Environment Variables
| Variable | Default | Purpose |
|---|---|---|
SPECIFICITY_CACHE_TTL |
3600 |
Cache TTL in seconds |
SPECIFICITY_DEFAULT_THRESHOLD |
0.5 |
Default filtering threshold |
SPECIFICITY_TEMPLATE_FALLBACK |
general_heritage |
Fallback template ID |
SPECIFICITY_ENABLE_METRICS |
false |
Enable Prometheus metrics |
ZAI_API_TOKEN |
(required for DSPy) | Z.AI API token for classification |
Version Compatibility Matrix
| Python | LinkML | DSPy | Pydantic | Status |
|---|---|---|---|---|
| 3.11+ | 1.6+ | 2.6+ | 2.0+ | ✅ Supported |
| 3.10 | 1.6+ | 2.6+ | 2.0+ | ✅ Supported |
| 3.9 | 1.5+ | 2.5+ | 2.0+ | ⚠️ Limited |
| <3.9 | - | - | - | ❌ Not supported |
Docker Considerations
If deploying in Docker, ensure these are in the Dockerfile:
# System dependencies for graphviz (if using UML visualization)
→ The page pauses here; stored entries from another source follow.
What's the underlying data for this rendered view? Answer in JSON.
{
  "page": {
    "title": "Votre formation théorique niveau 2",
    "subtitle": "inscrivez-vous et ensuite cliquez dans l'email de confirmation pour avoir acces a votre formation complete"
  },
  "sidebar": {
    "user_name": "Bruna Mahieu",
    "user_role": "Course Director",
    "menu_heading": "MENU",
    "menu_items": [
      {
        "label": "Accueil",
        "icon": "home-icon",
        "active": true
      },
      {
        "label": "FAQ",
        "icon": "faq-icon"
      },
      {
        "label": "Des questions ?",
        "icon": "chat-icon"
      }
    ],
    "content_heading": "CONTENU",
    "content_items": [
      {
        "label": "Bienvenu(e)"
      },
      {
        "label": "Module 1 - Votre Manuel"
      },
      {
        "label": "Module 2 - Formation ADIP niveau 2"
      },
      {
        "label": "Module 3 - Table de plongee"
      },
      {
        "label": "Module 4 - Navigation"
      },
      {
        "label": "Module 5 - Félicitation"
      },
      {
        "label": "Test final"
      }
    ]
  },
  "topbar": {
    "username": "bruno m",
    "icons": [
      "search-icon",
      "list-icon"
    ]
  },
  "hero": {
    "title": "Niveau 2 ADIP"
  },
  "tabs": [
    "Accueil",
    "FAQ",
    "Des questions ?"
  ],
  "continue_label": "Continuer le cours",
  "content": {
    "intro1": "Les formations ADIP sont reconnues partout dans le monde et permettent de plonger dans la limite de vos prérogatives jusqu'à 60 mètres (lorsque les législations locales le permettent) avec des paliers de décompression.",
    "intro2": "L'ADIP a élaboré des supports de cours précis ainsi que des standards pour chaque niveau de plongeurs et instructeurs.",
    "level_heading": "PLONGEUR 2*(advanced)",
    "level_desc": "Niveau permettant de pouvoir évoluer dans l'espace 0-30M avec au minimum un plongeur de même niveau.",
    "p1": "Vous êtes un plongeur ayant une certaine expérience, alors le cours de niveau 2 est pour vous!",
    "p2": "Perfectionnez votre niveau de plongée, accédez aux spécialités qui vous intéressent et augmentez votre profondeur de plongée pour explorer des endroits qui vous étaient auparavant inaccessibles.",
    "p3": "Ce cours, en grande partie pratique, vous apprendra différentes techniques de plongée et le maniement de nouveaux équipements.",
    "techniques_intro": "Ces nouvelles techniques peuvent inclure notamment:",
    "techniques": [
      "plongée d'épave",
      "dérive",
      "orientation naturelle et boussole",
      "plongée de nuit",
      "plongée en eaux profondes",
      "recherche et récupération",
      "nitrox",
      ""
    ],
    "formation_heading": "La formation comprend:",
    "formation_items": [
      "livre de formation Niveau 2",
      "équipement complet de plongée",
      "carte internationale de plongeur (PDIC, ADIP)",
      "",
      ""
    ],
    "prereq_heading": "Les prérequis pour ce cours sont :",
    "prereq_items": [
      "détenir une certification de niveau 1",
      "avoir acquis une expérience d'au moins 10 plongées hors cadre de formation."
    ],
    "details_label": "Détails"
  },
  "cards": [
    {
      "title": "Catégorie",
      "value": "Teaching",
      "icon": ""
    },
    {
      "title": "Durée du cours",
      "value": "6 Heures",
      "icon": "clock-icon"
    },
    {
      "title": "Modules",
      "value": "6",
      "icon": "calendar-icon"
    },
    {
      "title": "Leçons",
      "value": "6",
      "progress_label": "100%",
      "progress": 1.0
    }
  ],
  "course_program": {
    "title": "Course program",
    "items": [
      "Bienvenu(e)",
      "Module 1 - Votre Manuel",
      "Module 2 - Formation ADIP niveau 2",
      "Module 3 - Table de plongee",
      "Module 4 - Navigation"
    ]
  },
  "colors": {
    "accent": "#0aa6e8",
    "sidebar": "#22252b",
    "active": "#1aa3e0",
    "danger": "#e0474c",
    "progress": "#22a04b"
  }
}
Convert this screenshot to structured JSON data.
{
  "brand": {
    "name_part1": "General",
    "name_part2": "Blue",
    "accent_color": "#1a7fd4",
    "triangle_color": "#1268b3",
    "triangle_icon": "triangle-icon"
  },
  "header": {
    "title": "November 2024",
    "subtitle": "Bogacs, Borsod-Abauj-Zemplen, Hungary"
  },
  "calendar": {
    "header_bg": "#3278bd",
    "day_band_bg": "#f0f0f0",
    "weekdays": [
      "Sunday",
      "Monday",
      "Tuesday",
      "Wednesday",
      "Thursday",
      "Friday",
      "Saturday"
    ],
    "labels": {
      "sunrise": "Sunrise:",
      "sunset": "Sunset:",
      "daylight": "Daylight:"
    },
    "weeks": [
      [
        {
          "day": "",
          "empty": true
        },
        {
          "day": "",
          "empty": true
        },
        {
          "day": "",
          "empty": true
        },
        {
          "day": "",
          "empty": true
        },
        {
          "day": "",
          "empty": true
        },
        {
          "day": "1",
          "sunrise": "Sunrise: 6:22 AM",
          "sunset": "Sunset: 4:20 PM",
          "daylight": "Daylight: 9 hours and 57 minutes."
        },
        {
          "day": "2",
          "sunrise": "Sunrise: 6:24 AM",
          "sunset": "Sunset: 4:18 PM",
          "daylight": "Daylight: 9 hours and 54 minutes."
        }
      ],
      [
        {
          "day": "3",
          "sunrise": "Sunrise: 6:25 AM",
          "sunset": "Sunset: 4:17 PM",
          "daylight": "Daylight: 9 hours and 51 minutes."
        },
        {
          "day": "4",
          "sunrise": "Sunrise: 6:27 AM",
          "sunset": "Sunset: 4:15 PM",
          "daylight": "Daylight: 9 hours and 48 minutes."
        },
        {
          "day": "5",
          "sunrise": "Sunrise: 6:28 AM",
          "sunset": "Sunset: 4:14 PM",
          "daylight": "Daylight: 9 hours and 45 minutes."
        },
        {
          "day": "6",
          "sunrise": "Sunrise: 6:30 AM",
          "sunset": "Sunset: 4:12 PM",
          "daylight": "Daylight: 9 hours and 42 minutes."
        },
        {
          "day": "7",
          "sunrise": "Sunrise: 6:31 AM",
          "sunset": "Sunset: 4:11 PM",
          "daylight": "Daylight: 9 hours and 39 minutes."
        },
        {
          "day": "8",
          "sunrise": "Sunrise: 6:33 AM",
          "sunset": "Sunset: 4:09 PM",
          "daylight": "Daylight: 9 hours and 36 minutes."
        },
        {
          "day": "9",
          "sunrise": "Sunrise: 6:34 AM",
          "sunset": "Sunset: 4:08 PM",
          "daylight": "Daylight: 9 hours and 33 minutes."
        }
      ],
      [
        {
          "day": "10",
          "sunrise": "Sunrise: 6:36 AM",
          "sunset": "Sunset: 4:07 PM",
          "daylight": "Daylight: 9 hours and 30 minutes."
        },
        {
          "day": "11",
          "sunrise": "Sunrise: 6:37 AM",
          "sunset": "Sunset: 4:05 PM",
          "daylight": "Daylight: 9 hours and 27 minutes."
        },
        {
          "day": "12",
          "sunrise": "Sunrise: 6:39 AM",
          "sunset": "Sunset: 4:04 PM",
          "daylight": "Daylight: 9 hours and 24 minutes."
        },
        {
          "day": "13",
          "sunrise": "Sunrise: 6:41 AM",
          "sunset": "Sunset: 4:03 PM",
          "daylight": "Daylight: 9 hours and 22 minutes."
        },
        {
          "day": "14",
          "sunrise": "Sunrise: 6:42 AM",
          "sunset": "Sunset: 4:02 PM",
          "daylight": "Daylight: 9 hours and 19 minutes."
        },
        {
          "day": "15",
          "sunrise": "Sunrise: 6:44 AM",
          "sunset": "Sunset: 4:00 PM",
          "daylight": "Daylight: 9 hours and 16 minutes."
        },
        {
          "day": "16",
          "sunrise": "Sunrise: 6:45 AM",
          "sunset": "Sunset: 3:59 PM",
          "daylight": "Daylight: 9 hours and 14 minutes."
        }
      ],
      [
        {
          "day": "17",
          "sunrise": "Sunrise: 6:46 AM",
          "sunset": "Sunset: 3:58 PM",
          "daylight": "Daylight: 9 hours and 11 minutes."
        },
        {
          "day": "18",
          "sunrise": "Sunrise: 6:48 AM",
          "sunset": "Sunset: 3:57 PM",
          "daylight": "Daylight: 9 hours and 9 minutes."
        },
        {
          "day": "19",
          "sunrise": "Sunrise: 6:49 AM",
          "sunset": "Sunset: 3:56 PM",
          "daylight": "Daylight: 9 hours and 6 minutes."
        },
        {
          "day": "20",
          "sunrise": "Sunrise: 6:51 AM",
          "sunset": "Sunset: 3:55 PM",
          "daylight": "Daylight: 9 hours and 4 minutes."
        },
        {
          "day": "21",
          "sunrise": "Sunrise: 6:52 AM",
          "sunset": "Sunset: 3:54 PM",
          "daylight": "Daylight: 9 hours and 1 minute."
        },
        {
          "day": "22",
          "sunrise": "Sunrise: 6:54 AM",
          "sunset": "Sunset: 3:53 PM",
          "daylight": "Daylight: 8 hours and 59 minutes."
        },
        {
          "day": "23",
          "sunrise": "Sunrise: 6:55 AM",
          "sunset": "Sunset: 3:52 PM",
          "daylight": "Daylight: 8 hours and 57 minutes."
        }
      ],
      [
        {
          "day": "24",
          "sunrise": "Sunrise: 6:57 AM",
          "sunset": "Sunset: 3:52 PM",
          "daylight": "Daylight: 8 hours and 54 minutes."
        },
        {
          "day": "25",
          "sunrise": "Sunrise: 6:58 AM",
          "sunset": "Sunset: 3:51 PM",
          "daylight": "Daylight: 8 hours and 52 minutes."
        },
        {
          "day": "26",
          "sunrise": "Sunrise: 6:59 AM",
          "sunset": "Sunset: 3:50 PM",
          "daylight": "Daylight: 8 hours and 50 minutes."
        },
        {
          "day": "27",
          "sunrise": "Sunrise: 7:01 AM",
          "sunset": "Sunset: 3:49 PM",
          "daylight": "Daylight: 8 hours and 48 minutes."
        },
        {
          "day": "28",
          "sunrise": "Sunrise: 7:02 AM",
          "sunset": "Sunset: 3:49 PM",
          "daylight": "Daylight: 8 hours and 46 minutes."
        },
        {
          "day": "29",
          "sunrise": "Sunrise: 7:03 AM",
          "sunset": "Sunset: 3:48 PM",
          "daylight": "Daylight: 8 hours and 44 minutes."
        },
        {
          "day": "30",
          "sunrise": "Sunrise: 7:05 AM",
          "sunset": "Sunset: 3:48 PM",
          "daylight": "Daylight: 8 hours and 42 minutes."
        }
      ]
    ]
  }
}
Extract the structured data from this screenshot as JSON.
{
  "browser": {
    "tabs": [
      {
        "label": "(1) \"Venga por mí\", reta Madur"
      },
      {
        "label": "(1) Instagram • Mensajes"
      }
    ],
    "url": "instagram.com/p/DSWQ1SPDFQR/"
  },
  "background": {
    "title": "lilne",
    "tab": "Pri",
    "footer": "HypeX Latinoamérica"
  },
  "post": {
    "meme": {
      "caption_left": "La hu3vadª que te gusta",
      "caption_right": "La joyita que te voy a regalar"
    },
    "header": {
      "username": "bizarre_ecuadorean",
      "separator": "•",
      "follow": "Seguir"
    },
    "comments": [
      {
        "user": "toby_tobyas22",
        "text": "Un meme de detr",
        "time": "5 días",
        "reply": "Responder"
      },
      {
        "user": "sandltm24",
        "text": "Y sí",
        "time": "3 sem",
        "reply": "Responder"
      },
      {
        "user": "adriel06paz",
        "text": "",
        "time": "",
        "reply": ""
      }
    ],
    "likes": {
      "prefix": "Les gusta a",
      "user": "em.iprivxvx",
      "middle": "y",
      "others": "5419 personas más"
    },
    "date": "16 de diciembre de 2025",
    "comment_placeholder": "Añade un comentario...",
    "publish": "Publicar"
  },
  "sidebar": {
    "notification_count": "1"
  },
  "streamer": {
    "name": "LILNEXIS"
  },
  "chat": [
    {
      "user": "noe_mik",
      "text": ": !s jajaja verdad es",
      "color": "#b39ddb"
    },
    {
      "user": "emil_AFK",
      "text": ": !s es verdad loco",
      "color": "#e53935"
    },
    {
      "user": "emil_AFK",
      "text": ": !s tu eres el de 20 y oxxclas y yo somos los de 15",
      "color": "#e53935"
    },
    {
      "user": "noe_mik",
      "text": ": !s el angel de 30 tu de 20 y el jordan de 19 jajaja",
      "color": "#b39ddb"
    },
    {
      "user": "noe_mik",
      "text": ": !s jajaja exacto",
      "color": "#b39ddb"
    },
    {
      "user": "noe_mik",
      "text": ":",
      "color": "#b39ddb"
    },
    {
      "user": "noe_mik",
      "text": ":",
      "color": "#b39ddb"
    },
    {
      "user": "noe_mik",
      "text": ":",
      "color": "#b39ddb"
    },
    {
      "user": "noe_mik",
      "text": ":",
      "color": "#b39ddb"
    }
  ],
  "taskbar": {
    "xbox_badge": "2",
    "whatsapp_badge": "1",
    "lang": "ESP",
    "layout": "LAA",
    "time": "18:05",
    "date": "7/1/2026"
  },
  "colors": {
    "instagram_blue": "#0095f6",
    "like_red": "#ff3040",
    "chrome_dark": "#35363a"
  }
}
RUN apt-get update && apt-get install -y graphviz && rm -rf /var/lib/apt/lists/*
# Python dependencies
RUN pip install --no-cache-dir \
pydantic>=2.0 \
pyyaml>=6.0 \
dspy-ai>=2.6 \
linkml>=1.6 \
linkml-runtime>=1.6 \
cachetools>=5.0
# Optional: graphviz Python bindings
# RUN pip install graphviz>=0.20 pydot>=1.4
Dependency Security
All recommended packages are actively maintained and have no known critical CVEs as of 2025-01.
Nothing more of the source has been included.